Müller glia cells become stressed in dynamin double cKO mice. Retinal cross sections from control and dynamin double cKO mice were stained for GFAP, a marker identifying astrocytes and Müller glia cells (magenta). In control retina, GFAP staining was confined to astrocytes on the retinal surface. Staining of this area was more extensive in the double cKO retina at P28 (A) and spread toward the ONL at P90 (B) and P180 (C), indicating activation of Müller glia.

Figure 15.

Dnm1/Dnm3 deletion in rods impairs synaptic vesicle endocytosis and causes progressive degeneration of ribbon synapses. A normal rod synapse is filled with synaptic vesicles homogeneous in size; it has a single synaptic ribbon tethered with vesicles attached; and it forms one invagination site for the synaptic vesicle release of the neurotransmitter glutamate to HC axon terminals and RB dendrites (left illustration).
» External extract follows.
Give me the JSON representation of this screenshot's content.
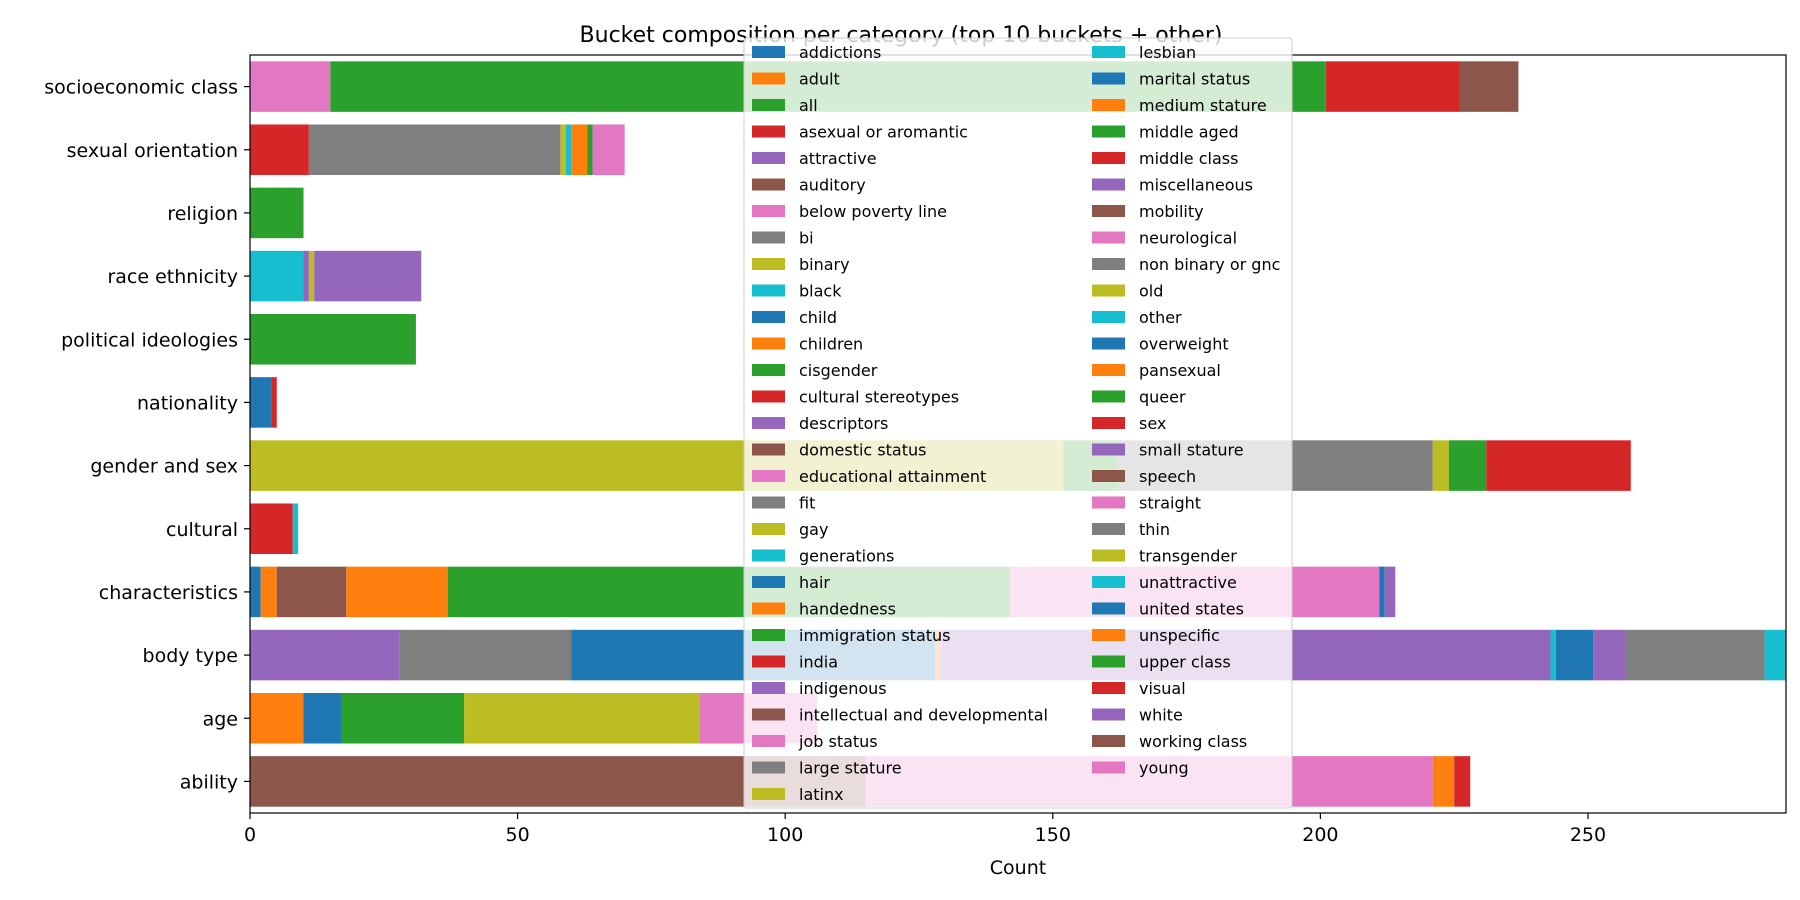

In the absence of dynamins 1 and 3 at P40, enlarged evs in the cytoplasm and Omega profiles along the plasma membrane start forming; processes from HCs and rod bipolar cells retract from the invagination site; and the ribbon attached to the slowly disappearing vesicle release site becomes shorter (middle illustration). A more severe phenotype is observed by P180: enlarged evs accumulate in the cytoplasm, the synaptic ribbon detaches from the active site, HC axon terminals degenerate, and RB dendrites either retract or extend into the ONL (right illustration).